We coded individuals’ responses about what helps you to bring the best of yourself to work. Every word that was three letters or longer got coded into an analysis. One of the core aspects of effectiveness is what we called individualized consideration: the idea that when I was seen as an individual by my leader, by my manager, it helped me to feel that I could bring the best of who I was to the workplace.
Daniel: It’s at the most granular level. ‘Most employees expect stoicism and lack of emotional recognition.’ What do you think about that?
Susan: I recently wrote an article for Harvard Business Review on the concept of emotional labor. When we go to work, we also do emotional work. The most well known of this might be in a call center, where no matter how much you’re being yelled at, you’re expected to go through the script and smile and so on.
When people are asked to act in these ways that are so disconnected with how they truly feel, it’s predictive of high levels of burnout, and high levels of stress and anxiety. On the other hand, when people are allowed to be who they are at work, and to connect with their own sense of purpose, and their own “want to” goals, the level of acting is not as strenuous and there are low levels of burnout.
Daniel: If you put it all together, it distills into something that is fundamentally human. You’re basically saying, “Take every person as he or she is. Don’t think of them as a population, don’t think of them as a symbol. Just treat them as an individual.” That’s on the manager’s side. On the individual side, it’s saying, “You are a rational creature, but you’re also an emotional creature.”
Daniel: These emotions, as you say, are not problems to be solved, they are data to be harvested. You’re trying to reawaken this idea that, as individuals, we’re complex, we’re differentiated from each other, and that we’re not merely a brain walking around in an upright body.
Susan: Yes. We so often live life as a problem to be solved.
What I talk about is the idea of ending any struggle that you have with your emotions by dropping the rope. By not questioning whether you should or shouldn’t be upset or disaffected in your job, or whether that’s an okay experience to have. Rather, notice it, label it, breathe into it, and then to choose who’s in charge here, the thinker or the thought. Who’s in charge, the emotion or me, the person who’s big enough to experience my emotions.
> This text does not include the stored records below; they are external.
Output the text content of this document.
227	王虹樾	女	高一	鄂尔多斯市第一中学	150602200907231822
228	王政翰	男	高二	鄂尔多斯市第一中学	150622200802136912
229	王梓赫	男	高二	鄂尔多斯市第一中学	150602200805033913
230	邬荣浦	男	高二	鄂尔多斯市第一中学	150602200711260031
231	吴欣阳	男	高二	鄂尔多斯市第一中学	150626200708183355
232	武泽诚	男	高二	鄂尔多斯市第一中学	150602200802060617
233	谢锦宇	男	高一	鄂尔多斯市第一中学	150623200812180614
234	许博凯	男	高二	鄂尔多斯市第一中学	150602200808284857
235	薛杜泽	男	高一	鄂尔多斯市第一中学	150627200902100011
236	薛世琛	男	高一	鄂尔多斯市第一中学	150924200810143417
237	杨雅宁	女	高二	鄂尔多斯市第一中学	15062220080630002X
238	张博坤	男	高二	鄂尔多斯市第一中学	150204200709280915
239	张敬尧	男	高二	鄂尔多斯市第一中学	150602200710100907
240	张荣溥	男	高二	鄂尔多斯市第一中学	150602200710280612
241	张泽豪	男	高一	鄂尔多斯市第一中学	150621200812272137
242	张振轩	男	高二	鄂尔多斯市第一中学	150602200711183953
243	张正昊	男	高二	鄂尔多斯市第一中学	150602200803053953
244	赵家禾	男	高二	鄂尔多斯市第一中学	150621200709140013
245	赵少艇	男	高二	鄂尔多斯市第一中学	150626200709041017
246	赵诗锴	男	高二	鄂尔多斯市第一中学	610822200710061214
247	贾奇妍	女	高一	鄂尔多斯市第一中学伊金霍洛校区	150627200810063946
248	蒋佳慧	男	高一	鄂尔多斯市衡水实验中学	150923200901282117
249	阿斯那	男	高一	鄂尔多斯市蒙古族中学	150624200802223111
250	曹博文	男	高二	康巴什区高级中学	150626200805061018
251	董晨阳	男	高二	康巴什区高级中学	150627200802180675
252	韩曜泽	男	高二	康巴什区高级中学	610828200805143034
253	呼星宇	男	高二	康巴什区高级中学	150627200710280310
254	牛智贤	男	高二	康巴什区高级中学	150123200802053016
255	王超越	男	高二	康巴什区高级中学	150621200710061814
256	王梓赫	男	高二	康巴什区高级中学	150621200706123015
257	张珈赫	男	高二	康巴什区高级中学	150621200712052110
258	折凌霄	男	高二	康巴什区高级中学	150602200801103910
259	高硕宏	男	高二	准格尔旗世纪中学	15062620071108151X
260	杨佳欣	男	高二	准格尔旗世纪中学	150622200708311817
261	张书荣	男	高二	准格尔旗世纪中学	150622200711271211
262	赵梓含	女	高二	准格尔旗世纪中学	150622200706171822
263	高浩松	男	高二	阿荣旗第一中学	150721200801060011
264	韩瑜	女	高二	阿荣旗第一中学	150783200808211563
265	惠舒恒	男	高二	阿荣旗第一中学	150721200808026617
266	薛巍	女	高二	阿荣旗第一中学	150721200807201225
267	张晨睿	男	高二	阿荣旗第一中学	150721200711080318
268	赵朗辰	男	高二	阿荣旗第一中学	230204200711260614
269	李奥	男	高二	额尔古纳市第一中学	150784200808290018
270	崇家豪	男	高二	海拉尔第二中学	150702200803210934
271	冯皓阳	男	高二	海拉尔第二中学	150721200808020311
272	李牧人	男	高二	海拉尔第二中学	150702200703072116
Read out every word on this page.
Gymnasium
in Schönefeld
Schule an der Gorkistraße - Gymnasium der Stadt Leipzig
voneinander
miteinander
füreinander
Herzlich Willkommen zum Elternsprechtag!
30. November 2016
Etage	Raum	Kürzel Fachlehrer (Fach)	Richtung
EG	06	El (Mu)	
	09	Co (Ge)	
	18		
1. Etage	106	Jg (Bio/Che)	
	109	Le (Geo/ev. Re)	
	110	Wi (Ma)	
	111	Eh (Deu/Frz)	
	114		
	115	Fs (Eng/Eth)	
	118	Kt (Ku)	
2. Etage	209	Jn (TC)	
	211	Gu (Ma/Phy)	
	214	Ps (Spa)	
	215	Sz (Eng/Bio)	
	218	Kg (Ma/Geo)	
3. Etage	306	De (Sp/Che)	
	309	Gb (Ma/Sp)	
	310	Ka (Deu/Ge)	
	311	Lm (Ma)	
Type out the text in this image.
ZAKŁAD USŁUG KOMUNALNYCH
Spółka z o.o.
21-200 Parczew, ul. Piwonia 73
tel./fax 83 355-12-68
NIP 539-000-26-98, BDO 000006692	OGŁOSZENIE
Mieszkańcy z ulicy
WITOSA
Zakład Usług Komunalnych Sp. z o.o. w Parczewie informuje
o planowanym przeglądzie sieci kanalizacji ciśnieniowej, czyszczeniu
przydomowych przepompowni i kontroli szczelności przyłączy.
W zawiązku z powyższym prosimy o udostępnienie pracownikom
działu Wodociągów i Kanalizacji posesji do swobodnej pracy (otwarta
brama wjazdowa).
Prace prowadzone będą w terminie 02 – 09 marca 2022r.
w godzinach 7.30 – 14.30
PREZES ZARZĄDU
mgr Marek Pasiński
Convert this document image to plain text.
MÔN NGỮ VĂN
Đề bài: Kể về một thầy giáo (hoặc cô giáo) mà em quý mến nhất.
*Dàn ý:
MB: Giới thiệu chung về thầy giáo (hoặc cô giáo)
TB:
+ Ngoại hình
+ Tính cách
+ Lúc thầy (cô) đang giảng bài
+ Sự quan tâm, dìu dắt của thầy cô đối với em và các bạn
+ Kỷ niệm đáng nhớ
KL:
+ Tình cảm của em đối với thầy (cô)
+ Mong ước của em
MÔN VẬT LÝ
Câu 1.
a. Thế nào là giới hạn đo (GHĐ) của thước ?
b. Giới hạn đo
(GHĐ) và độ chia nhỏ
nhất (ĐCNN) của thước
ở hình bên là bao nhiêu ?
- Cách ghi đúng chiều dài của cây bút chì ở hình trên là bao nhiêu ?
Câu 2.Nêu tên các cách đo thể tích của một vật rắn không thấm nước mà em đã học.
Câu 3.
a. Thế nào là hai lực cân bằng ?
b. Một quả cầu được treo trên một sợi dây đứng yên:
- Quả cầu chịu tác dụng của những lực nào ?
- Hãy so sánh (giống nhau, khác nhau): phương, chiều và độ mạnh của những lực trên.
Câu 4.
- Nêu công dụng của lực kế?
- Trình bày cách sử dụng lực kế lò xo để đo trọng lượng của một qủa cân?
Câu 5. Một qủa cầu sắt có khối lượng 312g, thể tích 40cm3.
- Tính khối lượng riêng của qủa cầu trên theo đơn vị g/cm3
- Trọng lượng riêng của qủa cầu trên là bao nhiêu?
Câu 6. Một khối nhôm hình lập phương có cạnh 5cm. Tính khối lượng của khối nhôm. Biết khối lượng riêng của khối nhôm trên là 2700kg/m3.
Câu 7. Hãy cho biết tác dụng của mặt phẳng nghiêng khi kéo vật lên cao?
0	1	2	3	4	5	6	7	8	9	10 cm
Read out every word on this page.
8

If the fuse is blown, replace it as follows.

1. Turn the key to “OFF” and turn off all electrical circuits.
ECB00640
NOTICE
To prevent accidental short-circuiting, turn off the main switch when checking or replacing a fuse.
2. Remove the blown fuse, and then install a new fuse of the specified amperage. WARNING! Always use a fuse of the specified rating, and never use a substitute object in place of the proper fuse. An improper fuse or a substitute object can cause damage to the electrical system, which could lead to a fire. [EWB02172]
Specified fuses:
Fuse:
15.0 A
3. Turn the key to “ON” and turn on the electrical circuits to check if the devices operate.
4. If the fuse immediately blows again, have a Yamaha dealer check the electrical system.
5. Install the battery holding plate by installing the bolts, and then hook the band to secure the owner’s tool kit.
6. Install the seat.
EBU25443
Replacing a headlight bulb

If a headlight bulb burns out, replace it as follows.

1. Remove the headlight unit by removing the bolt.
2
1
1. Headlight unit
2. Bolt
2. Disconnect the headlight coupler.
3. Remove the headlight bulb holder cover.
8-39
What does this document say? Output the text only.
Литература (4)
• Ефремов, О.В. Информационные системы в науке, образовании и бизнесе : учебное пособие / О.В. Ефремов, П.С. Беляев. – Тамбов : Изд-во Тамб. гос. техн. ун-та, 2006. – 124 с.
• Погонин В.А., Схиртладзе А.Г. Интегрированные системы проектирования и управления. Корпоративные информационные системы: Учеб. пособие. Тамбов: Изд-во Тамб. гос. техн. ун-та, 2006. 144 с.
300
We don’t get to that place by jostling and hustling with what is okay or not okay to experience.
Daniel: So much of what you’re saying goes back to this idea of self-determination. Ultimately, healthy people have a sense of sovereignty over what they feel, what they do, what they think, how they navigate their way through life. You don’t want to have emotions be a captor. They are not that, they’re just another part of who you are, and they are a facet that you can use in your own self-determined life.